Negocjujesz warunkui.
Dyskytujesz z kupcem.
//każda akcja wyżej powoduje spadek sił mentalnych (many).

> przestan negocjowac 
//lub po wyczerpaniu sił mentalnych
Niski kudlaty gnom szepce do ciebie: Za pozbawienie cie klopotu, jakim jest 26 
zoltawobrazowych bursztynow, piec bialych perel i dwie czarne perly, powinienes ty mi zaplacic, ale 
skoro tak bardzo nalegasz, to moge ci dac aż 76 zlotych, 252 srebrnych i 3 miedziane monety.

> sprzedaj kamienie
I dodam, że tak naprawdę taki mechanizm już jest, tylko odbywa się one niejawnie (cena podawana po "wycen" zależy m.in. od umiejętności targowanie sie).
Jawne pokazanie procesu targowania (jak w propozycji wyżej) ma sens tylko przy założeniu, że przejdzie pomysł na podbijanie intelektu za czynności zużywające siły mentalne (manę). Wówczas jawne targowanie się może być jednym ze sposobów (oprócz wspomnianych atlasów, skupu ryb) na zdobywanie doświadczania (w zakresie intelektu) w sposób niebojowy.
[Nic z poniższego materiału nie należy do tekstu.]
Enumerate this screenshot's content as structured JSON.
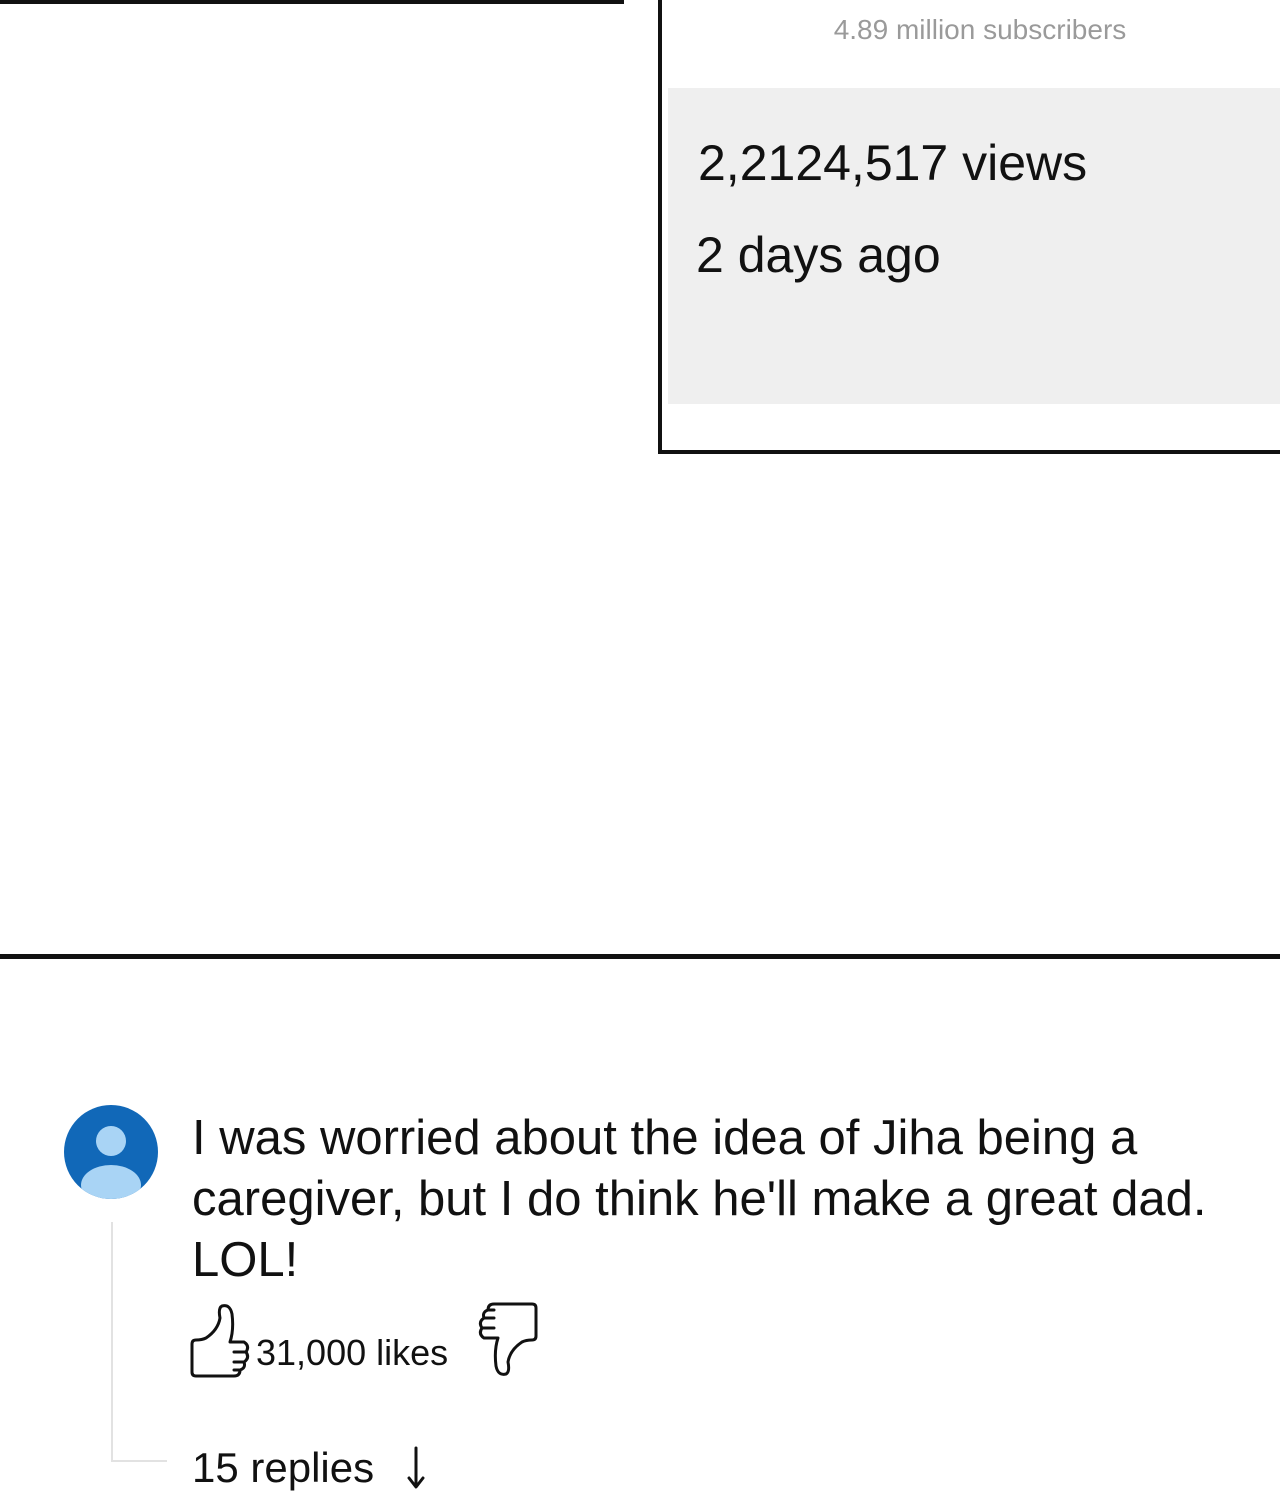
{
  "video": {
    "subscribers": "4.89 million subscribers",
    "views": "2,2124,517 views",
    "posted": "2 days ago"
  },
  "comment": {
    "text": "I was worried about the idea of Jiha being a caregiver, but I do think he'll make a great dad. LOL!",
    "likes": "31,000 likes",
    "replies": "15 replies"
  },
  "colors": {
    "avatar_bg": "#1168b8",
    "avatar_figure": "#a9d4f5",
    "stats_bg": "#efefef",
    "muted_text": "#9a9a9a"
  },
  "icons": {
    "like": "thumbs-up-icon",
    "dislike": "thumbs-down-icon",
    "avatar": "user-avatar-icon",
    "expand": "arrow-down-icon"
  }
}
Więc, podsumowując, pomysły masz niezłe (przynajmniej niektóre), ale z ich rozwojem idziesz za szeroko.
Uwzględnianie przy targowaniu ubioru, pochodzenia, pozycji społecznej, wieku, pogody, pory roku i rozbudowywanie tego do "walki na cenę" jest teoretycznie możliwe, ale bardzo skomplikowane i wg mnie niepotrzebne. A dla gracza który gra dłużej wygląda nierealnie (pod względem zakodowania) i śmiesznie.

Przykładowo czasami Twoje pomysły brzmią tak, jakbyś proponował wprowadzenie do FPS-a (typu Doom) opcji: A może zamiast strzelać do tych złych dać opcję podejścia i porozmawiania z nimi? Spytania jakie mają problemy. Może wtedy da radę negocjować, pomóc? A nie od razu strzelać! Przecież w innych grach można tak robić!

Nie ma co porównywać Arkadii do innych gier, a argument, że tam coś jest i się sprawdza wcale nie znaczy, że w Arkadii też tak by mogło być.